Part of the statement reads,
“We encountered significant challenges, beginning with compliance issues that prevented us from either onboarding key wallet providers or sustaining their services. Moreover, the market’s acceptance of wallets as a preferred payment medium didn’t scale as anticipated. This necessitated extensive efforts and resources towards educating the populace about our offerings.”
However, in a counter-narrative shared on X (formerly Twitter), Hack Sultan alleged that the company’s collapse was due to fraudulent activities and financial mismanagement, not regulatory barriers.
“One of my biggest regrets in the startup space was Thepeer,” he wrote. “I started this company with Michael Okoh and made Chike the CEO. Things were fine until I discovered $50,000 was spent on cars for a company making less than $1,000 a year.”
He further claimed that over $1.2 million went missing from the company’s accounts, adding that he visited the EFCC office for several days to report the issue. According to him, when he requested an audit to trace the funds, the response from his co-founders was to shut down the company, a move he alleged was an attempt to cover up the missing money.
Akintunde detailed the company’s early beginnings under the name Peerstack, before rebranding to Thepeer. He noted that the startup’s goal was to become “the new NIBSS,” enabling seamless transfers between digital wallets. The early vision attracted backing from two top Nigerian fintech founders and multiple angel investors.
He claimed that both Ononye and Okoh later relocated to the UK, leaving the Nigerian operations unmanaged. “The primary cause of failure wasn’t market readiness or licenses,” he said. “It was poor management, missing funds, and the lack of accountability after the founders left Nigeria.”
In response to the allegations, Thepeer CTO Michael Okoh denied any wrongdoing in an interview with Technext, stating, “We did not misappropriate funds that caused the shutdown of the company.” Both Okoh and Ononye declined to comment on the audit requests or details of the company’s cap table, though Chike Ononye maintained that Thepeer spent less than $1 million of its seed funding before closing down.
These recent allegations have stirred strong reactions across social media, with many Nigerians expressing concerns about the country’s weak startup governance and lack of financial oversight.
One user wrote, “The big mistake most Nigerian startups make is getting funds at once. Funds should be raised but released by milestones.”
Another user @Laolu Afolabi, emphasized the importance of internal checks. He wrote, “Implementation of financial controls is fundamental. When founders have unsupervised access to assets, the potential for misconduct increases significantly.”
@BarristerOfo remarked that the Corporate Affairs Commission (CAC) has a far greater role to play in shaping the country’s business and organizational culture beyond merely processing company filings. According to him, every business requires a strong corporate structure and management system capable of withstanding internal conflicts, emphasizing that Nigeria’s corporate ecosystem needs greater resilience.

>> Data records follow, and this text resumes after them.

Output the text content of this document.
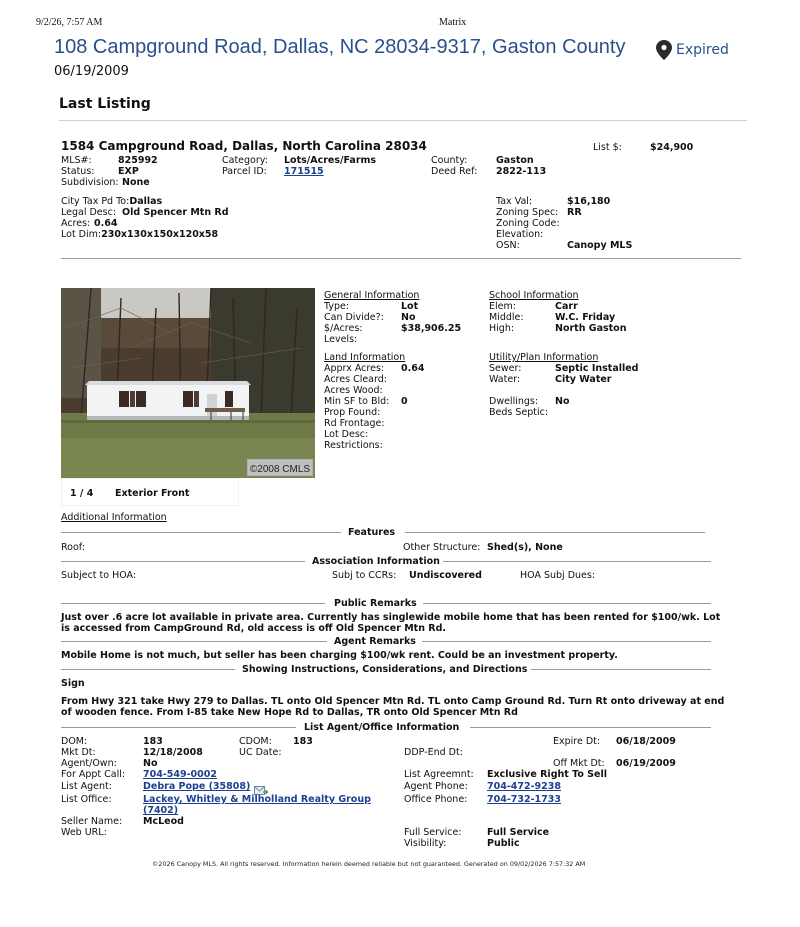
9/2/26, 7:57 AM	Matrix
108 Campground Road, Dallas, NC 28034-9317, Gaston County	Expired
06/19/2009
Last Listing
1584 Campground Road, Dallas, North Carolina 28034	List $:	$24,900
MLS#:	825992
Status: EXP
Subdivision: None
Category: Lots/Acres/Farms
Parcel ID: 171515
County:	Gaston
Deed Ref: 2822-113
City Tax Pd To:Dallas
Legal Desc: Old Spencer Mtn Rd
Acres: 0.64
Lot Dim:230x130x150x120x58
Tax Val:	$16,180
Zoning Spec: RR
Zoning Code:
Elevation:
OSN:	Canopy MLS
©2008 CMLS
1 / 4 Exterior Front
General Information
Type:	Lot
Can Divide?: No
$/Acres:	$38,906.25
Levels:
Land Information
Apprx Acres: 0.64
Acres Cleard:
Acres Wood:
Min SF to Bld: 0
Prop Found:
Rd Frontage:
Lot Desc:
Restrictions:
School Information
Elem:	Carr
Middle:	W.C. Friday
High:	North Gaston
Utility/Plan Information
Sewer:	Septic Installed
Water:	City Water
Dwellings: No
Beds Septic:
Additional Information
Features
Roof:	Other Structure: Shed(s), None
Association Information
Subject to HOA:	Subj to CCRs: Undiscovered	HOA Subj Dues:
Public Remarks
Just over .6 acre lot available in private area. Currently has singlewide mobile home that has been rented for $100/wk. Lot
is accessed from CampGround Rd, old access is off Old Spencer Mtn Rd.
Agent Remarks
Mobile Home is not much, but seller has been charging $100/wk rent. Could be an investment property.
Showing Instructions, Considerations, and Directions
Sign
From Hwy 321 take Hwy 279 to Dallas. TL onto Old Spencer Mtn Rd. TL onto Camp Ground Rd. Turn Rt onto driveway at end
of wooden fence. From I-85 take New Hope Rd to Dallas, TR onto Old Spencer Mtn Rd
List Agent/Office Information
DOM:	183	CDOM: 183	Expire Dt: 06/18/2009
Mkt Dt:	12/18/2008	UC Date:	DDP-End Dt:
Agent/Own:	No	Off Mkt Dt: 06/19/2009
For Appt Call: 704-549-0002	List Agreemnt: Exclusive Right To Sell
List Agent:	Debra Pope (35808)	Agent Phone: 704-472-9238
List Office:	Lackey, Whitley & Milholland Realty Group
(7402)
Office Phone: 704-732-1733
Seller Name: McLeod
Web URL:	Full Service:	Full Service
Visibility:	Public
©2026 Canopy MLS. All rights reserved. Information herein deemed reliable but not guaranteed. Generated on 09/02/2026 7:57:32 AM
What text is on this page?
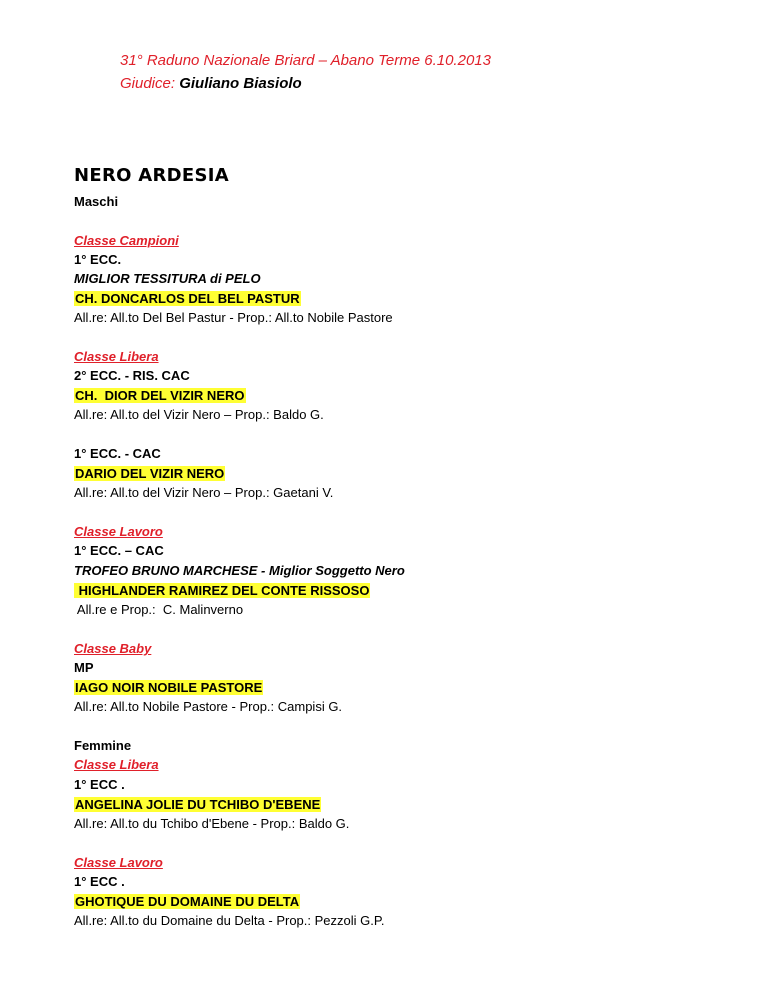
31° Raduno Nazionale Briard – Abano Terme 6.10.2013
Giudice: Giuliano Biasiolo
NERO ARDESIA
Maschi
Classe Campioni
1° ECC.
MIGLIOR TESSITURA di PELO
CH. DONCARLOS DEL BEL PASTUR
All.re: All.to Del Bel Pastur - Prop.: All.to Nobile Pastore
Classe Libera
2° ECC. - RIS. CAC
CH.  DIOR DEL VIZIR NERO
All.re: All.to del Vizir Nero – Prop.: Baldo G.
1° ECC. - CAC
DARIO DEL VIZIR NERO
All.re: All.to del Vizir Nero – Prop.: Gaetani V.
Classe Lavoro
1° ECC. – CAC
TROFEO BRUNO MARCHESE - Miglior Soggetto Nero
HIGHLANDER RAMIREZ DEL CONTE RISSOSO
All.re e Prop.:  C. Malinverno
Classe Baby
MP
IAGO NOIR NOBILE PASTORE
All.re: All.to Nobile Pastore - Prop.: Campisi G.
Femmine
Classe Libera
1° ECC .
ANGELINA JOLIE DU TCHIBO D'EBENE
All.re: All.to du Tchibo d'Ebene - Prop.: Baldo G.
Classe Lavoro
1° ECC .
GHOTIQUE DU DOMAINE DU DELTA
All.re: All.to du Domaine du Delta - Prop.: Pezzoli G.P.
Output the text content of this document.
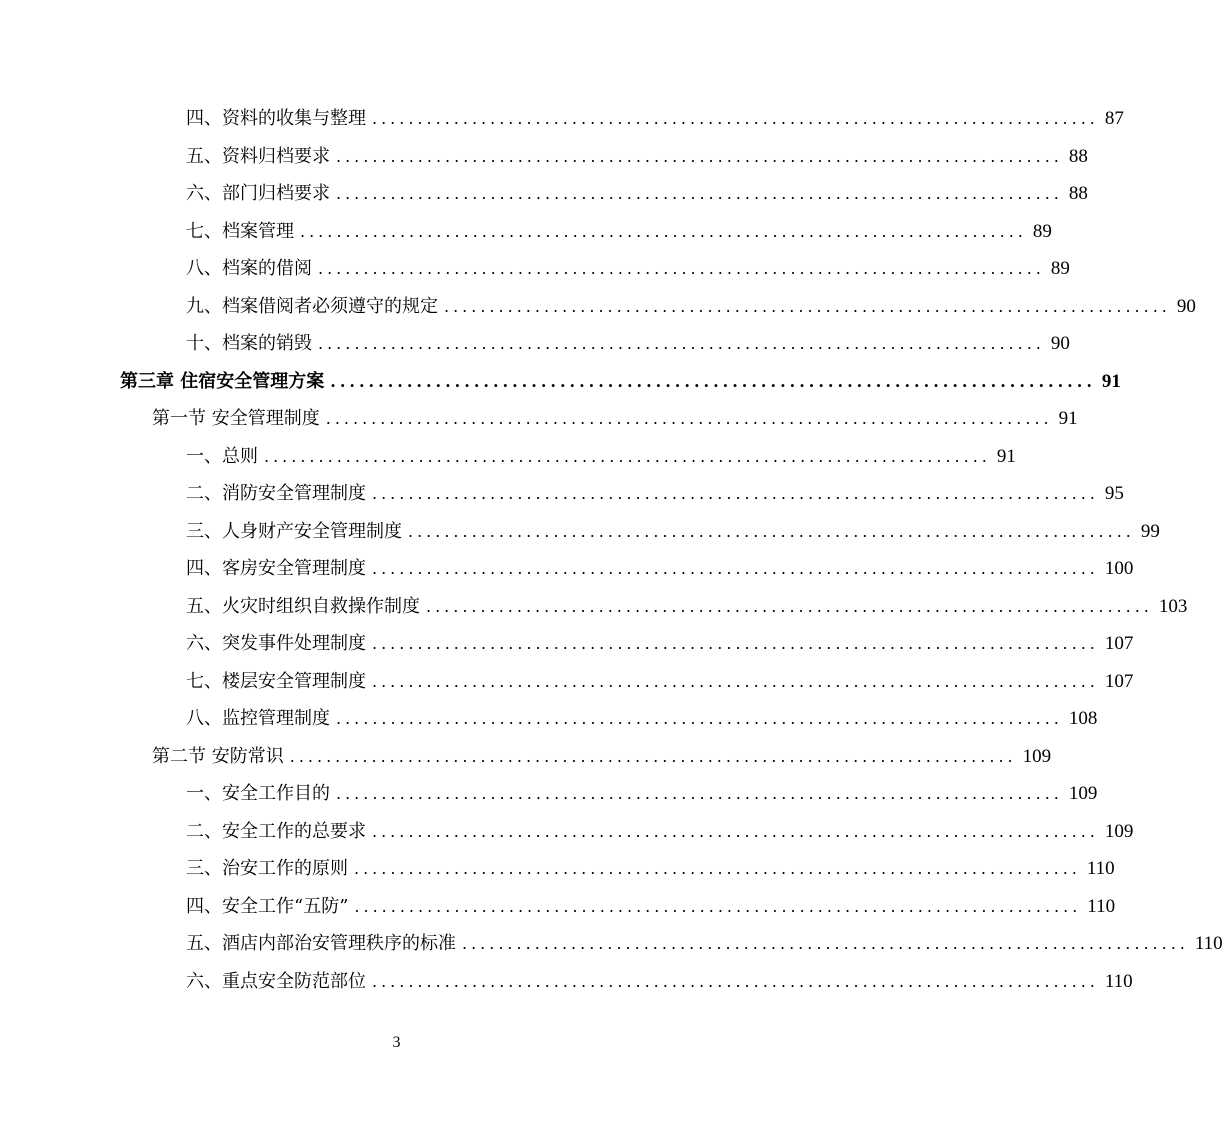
四、资料的收集与整理 ................................................................................ 87
五、资料归档要求 ................................................................................ 88
六、部门归档要求 ................................................................................ 88
七、档案管理 ................................................................................ 89
八、档案的借阅 ................................................................................ 89
九、档案借阅者必须遵守的规定 ................................................................................ 90
十、档案的销毁 ................................................................................ 90
第三章 住宿安全管理方案 ................................................................................ 91
第一节 安全管理制度 ................................................................................ 91
一、总则 ................................................................................ 91
二、消防安全管理制度 ................................................................................ 95
三、人身财产安全管理制度 ................................................................................ 99
四、客房安全管理制度 ................................................................................ 100
五、火灾时组织自救操作制度 ................................................................................ 103
六、突发事件处理制度 ................................................................................ 107
七、楼层安全管理制度 ................................................................................ 107
八、监控管理制度 ................................................................................ 108
第二节 安防常识 ................................................................................ 109
一、安全工作目的 ................................................................................ 109
二、安全工作的总要求 ................................................................................ 109
三、治安工作的原则 ................................................................................ 110
四、安全工作“五防” ................................................................................ 110
五、酒店内部治安管理秩序的标准 ................................................................................ 110
六、重点安全防范部位 ................................................................................ 110
3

Another user pointed out that investors often become blindsided after signing cheques, highlighting the need for stronger oversight and accountability within startups. The user revealed plans for a “startup conformity” framework, which would allow independent professionals to conduct statutory quarterly audits of startups on governance and compliance metrics, aimed at protecting investors and ensuring sustainable business practices.
Launched in 2021, Thepeer hoped to power infrastructure for mainly fintech businesses, from small to medium-sized. The fintech used its APIs to provide an alternative network where fintechs and businesses can embed different sets of products into their applications and websites for easy money movement by their customers.
In 2022, the startup claimed its monthly transaction volume had reached millions in dollars, with an average month-on-month (MoM) transaction growth of 161%. The company also had plans to expand to other African countries, including Kenya, South Africa, and Egypt.
The controversy around the startup’s demise underscores deeper issues in Nigeria’s startup ecosystem, from governance and transparency to the need for stronger investor protection and accountability frameworks.